Her nostrils flared. The clinical mask cracked. Just for a second. Underneath it was not anger or fear. It was grief. The old, worn-in grief of a mother who had known for a long time how this would end.
"Paul is at my sister's."
"He'll go to prison, Lydia."
“No. He never touched those girls." Her voice hardened. "Not once. He never laid a hand on any of them. He's a good boy. Hedoesn't understand what happened here. He doesn't understand what my husband and I did for him."
The bunker was quiet except for Noah's breathing. It was slower than before.
"Show me your hands," Lydia said, and gestured with the gun for Callie to stand.
Callie rose from her crouch. She moved slowly. Her right hand came up from her ankle in one fluid motion. Her fingers found the holster, the snap, the grip.
She pulled the Glock and spun.
Lydia fired. The round hit Callie in the chest and the impact drove her backward. The vest caught it but the force of it was a hammer blow to her sternum that emptied her lungs and sent white light across her vision. A second shot caught the top of her head above the right ear, not a direct hit but a graze that opened the skin and sent blood sheeting down her face.
Callie fired twice back. Both rounds hit Lydia in the torso. Lydia staggered backward and collapsed into the chair that sat against the wall near the stairs.

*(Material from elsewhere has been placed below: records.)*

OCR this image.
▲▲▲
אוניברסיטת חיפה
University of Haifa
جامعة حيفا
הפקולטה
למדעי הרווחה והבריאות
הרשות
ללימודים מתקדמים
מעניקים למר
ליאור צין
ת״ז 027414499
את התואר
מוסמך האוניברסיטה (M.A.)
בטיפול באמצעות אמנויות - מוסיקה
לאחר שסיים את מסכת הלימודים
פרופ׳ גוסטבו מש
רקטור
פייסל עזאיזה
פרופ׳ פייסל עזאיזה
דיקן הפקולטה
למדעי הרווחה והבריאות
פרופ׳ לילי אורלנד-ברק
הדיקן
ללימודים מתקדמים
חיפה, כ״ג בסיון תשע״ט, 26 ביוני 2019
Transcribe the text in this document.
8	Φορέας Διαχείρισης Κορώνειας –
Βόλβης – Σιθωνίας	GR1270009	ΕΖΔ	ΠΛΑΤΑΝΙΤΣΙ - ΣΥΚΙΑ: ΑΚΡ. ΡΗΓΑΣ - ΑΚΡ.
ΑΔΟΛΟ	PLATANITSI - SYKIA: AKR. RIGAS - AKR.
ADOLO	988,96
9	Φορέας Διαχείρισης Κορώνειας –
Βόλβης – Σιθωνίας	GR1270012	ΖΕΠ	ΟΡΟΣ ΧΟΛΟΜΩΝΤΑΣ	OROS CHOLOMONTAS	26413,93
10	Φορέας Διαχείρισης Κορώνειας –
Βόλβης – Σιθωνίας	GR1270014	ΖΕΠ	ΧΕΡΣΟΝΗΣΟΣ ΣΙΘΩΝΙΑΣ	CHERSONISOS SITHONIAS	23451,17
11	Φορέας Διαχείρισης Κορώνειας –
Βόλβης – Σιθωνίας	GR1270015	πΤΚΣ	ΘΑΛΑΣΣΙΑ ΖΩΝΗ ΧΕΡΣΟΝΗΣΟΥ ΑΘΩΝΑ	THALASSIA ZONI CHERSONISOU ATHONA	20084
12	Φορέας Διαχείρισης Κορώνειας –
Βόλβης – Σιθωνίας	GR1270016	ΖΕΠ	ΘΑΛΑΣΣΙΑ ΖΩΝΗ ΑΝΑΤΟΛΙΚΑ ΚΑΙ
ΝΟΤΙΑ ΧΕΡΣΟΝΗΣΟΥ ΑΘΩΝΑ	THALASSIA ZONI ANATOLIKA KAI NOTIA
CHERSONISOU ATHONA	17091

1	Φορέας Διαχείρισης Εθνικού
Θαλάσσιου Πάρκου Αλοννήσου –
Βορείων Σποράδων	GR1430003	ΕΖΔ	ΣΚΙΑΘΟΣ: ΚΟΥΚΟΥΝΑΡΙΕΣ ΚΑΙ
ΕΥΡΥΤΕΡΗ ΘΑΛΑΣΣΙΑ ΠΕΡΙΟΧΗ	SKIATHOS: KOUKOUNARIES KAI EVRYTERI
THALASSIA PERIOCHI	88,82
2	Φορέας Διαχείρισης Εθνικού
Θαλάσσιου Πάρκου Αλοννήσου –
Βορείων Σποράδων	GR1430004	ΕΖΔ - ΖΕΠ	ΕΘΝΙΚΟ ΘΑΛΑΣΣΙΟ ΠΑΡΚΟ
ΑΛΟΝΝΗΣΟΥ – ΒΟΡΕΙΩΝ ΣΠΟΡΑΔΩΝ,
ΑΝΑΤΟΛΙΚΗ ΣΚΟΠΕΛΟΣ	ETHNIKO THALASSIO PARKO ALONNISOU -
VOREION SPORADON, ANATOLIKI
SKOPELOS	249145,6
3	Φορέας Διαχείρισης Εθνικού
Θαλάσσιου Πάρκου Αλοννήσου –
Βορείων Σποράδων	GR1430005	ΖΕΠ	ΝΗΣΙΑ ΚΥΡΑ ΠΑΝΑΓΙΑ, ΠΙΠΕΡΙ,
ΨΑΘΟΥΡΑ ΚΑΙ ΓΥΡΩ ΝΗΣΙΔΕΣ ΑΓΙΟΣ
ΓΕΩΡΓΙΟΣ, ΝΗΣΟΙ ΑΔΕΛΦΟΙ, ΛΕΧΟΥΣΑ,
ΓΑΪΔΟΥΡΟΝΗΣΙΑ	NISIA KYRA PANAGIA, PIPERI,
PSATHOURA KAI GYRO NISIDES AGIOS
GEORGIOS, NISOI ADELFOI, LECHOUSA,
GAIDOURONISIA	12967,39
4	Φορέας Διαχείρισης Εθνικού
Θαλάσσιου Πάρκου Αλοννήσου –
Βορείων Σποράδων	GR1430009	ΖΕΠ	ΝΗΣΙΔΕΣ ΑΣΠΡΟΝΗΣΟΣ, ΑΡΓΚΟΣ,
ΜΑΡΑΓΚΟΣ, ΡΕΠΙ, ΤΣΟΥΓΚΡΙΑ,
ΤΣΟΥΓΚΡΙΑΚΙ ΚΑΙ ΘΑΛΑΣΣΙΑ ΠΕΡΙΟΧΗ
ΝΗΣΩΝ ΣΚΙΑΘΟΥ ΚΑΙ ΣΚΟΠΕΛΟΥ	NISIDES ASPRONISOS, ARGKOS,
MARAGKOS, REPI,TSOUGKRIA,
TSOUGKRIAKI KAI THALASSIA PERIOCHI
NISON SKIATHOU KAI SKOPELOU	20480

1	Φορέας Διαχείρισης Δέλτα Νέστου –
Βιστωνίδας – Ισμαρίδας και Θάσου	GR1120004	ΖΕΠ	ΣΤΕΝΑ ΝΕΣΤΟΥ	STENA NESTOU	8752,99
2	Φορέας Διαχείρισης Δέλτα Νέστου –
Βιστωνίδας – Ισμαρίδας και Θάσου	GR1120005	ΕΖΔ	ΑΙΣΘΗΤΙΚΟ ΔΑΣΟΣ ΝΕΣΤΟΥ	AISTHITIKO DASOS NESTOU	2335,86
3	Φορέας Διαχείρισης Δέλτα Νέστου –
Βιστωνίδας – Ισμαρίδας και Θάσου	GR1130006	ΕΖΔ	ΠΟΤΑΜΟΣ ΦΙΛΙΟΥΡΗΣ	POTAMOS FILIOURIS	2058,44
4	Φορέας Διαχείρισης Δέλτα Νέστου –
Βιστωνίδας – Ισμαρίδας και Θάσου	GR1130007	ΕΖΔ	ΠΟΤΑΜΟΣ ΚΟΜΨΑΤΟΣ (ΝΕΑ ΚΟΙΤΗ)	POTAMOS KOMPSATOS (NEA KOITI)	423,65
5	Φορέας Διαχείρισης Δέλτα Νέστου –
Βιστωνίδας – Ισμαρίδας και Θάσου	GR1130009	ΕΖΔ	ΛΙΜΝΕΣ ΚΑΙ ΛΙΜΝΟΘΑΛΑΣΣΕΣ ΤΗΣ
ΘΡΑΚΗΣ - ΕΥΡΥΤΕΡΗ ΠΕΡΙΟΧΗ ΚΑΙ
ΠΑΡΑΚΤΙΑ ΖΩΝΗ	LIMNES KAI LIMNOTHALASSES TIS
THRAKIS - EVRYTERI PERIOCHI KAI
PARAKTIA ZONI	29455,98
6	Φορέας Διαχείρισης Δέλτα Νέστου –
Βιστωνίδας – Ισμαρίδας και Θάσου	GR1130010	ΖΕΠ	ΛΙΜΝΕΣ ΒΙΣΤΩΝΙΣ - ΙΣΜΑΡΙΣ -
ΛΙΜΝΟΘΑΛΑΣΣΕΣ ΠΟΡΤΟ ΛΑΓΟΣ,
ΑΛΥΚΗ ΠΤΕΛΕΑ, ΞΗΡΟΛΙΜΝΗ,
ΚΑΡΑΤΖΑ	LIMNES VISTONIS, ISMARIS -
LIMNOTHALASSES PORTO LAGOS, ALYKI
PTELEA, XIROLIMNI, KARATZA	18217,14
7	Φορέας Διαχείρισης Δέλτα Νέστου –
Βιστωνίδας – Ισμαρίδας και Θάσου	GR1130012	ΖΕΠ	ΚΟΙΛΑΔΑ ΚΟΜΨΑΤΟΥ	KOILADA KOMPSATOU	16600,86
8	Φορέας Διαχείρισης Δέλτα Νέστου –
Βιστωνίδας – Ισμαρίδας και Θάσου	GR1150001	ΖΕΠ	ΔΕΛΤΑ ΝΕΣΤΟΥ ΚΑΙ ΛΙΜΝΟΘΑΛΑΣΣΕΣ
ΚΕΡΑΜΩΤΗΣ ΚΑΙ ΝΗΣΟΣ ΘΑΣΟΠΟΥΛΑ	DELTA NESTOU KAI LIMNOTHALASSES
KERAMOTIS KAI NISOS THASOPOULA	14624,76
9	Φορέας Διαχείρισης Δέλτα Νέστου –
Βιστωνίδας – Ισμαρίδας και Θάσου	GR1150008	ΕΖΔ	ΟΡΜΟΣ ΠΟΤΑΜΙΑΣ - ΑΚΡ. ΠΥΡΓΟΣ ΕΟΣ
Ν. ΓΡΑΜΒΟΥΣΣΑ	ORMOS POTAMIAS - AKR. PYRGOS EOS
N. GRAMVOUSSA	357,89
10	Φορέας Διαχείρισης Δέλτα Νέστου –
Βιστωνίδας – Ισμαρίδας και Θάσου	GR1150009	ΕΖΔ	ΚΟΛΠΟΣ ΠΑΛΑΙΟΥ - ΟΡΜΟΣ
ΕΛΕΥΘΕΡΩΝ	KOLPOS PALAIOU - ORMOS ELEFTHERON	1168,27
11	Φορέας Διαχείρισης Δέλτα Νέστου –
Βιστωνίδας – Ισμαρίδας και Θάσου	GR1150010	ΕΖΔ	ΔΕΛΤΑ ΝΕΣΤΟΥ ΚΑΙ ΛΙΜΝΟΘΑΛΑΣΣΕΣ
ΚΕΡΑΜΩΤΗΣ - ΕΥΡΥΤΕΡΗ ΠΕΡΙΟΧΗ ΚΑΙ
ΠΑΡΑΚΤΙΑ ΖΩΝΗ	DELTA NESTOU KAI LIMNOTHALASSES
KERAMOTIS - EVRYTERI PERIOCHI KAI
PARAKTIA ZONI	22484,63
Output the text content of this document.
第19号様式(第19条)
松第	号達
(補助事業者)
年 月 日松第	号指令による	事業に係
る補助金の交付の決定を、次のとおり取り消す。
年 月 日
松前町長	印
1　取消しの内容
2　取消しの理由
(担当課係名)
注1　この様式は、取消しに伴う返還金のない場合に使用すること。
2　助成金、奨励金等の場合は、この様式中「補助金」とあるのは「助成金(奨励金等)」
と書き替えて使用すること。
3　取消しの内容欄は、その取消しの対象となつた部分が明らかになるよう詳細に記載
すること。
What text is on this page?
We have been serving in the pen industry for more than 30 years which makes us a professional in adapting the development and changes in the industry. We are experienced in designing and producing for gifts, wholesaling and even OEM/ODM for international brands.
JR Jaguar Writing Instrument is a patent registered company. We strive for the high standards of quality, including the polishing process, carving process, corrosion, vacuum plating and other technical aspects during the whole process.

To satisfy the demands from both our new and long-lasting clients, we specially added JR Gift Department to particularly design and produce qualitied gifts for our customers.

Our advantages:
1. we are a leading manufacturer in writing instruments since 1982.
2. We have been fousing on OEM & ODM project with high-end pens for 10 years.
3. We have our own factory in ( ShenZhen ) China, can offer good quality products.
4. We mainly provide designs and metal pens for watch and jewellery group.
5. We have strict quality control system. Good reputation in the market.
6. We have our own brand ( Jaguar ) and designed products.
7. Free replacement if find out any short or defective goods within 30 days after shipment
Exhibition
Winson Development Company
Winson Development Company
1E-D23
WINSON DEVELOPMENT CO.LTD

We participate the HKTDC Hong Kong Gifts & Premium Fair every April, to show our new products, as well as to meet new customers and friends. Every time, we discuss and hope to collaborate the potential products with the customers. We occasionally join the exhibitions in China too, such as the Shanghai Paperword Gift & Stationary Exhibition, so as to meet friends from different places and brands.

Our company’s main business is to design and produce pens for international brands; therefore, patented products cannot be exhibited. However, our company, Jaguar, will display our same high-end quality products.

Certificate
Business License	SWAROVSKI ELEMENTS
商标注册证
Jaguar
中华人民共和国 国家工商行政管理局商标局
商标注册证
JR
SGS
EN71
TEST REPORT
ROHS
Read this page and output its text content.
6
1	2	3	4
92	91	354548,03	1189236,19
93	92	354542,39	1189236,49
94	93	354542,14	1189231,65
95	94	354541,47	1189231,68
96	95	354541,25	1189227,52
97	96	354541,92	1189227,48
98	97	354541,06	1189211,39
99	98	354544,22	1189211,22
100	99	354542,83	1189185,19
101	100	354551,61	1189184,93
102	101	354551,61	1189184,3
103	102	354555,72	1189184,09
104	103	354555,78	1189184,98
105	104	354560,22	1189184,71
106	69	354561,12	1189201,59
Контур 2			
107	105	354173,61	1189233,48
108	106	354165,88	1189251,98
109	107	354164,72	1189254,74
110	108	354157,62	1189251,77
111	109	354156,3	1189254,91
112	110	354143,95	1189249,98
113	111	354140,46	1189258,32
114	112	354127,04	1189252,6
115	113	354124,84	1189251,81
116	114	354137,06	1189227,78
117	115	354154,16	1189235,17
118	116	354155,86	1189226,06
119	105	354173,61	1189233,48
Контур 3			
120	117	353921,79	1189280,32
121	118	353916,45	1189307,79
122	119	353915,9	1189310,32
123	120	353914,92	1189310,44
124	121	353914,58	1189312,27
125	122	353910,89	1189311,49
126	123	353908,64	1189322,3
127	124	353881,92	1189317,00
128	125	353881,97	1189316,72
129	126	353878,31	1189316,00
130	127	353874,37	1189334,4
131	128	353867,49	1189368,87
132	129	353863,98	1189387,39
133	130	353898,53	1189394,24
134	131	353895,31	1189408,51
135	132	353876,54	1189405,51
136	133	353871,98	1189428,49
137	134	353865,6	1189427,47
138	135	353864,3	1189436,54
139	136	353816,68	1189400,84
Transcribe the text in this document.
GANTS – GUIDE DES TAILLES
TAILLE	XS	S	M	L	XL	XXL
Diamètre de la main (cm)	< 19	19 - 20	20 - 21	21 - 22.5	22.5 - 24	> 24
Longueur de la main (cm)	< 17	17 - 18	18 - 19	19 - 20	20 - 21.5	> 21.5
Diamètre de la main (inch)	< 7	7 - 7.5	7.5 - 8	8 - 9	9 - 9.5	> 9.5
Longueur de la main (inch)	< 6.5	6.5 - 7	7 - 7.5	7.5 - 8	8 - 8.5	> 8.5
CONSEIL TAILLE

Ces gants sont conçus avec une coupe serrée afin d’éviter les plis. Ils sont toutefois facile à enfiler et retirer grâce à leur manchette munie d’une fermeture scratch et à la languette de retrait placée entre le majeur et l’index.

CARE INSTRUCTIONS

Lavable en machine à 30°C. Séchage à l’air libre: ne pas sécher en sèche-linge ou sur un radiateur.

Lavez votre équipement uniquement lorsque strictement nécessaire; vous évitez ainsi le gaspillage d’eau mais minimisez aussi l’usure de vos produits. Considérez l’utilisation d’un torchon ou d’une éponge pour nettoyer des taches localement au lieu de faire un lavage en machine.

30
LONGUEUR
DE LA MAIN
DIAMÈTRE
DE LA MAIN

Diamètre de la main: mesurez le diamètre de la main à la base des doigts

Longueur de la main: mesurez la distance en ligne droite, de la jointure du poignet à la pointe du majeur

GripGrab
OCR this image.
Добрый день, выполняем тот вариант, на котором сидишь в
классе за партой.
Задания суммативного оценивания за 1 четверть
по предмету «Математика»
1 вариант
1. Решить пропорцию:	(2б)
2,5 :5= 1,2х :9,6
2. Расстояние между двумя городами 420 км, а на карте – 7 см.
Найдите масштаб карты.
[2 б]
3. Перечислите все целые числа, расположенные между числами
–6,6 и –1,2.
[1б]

The revolver dropped from her hand and clattered on the concrete.
Callie stood with the Glock raised and blood running into her right eye. Her chest was on fire. Every breath felt like swallowing broken glass. But she was alive.
Lydia sat slumped in the chair with her hands in her lap and her chin dropping toward her chest. The flannel shirt was dark and wet and spreading. She looked up at Callie with an expression that was not surprise and not anger and not fear. It was relief.
"Make sure my sister looks after my boy," she said. Her voice was thinner now.
Her hand moved toward the revolver on the floor beside the chair.
“Don’t do it.”
Lydia’s fingers found the grip.
Callie fired once more. Point blank.
Lydia's hand went still. Her head dropped forward. The bunker was quiet.
Callie stood there for two seconds. Maybe three. The blood ran down her face and dripped off her chin onto the concrete. Then she turned to Noah.
He was gray. His lips were blue. His breathing had slowed to almost nothing, long pauses between each shallow intake. Breathing that was measured in minutes, not hours.
"Stay with me, Noah."
She holstered the Glock and crouched beside him. Found a handcuff key from her duty belt. Unlocked the cuffs. His wrists fell apart and his arms dropped to the floor like they belonged to someone who wasn't in them anymore.
She hauled him up. He was a dead weight. Two hundred pounds of unconscious muscle and she got him to his feet by bracing against the wall and lifting with her legs. His head lolled against her shoulder. His feet dragged.
"Stay with me. Noah. Stay with me."
She dragged him to the stairs. Looked up. Twelve steps. All concrete. She pulled his arm across her shoulders and started climbing. One step at a time. His boots catching on every riser. The vest pressing against the bruise on her sternum with every breath. The blood from her head wound running into her eye and she couldn't wipe it because both hands were holding him.
She made it to the top. Through the silo. Out the door. The rain hit them and Noah's head dropped forward and she almost lost him. She tightened her grip and kept moving. Across the field. Through the mud. Past the barn. Across the yard. Every step a negotiation between her body and the ground and the weight of the man she was carrying and the blood she was losing and the pain in her chest that pulsed white with every heartbeat.
She reached the cruiser. Got the passenger door open. Lowered him in. His head fell against the headrest and his mouth was open and the blue in his lips was darker now.
She pulled the second Narcan dose from the kit in the glove compartment and administered it. Nasal spray. Watched his face. Counted. Five seconds. Ten. Fifteen.
Nothing. His breathing didn't change. The color didn't change. The morphine was winning.
Naloxone didn't always fully reverse an overdose on the first dose. She'd used the first on Seraphine. This was her second and last. And it wasn't enough. He needed a hospital. He needed advanced care. He needed more than she had in the cruiser.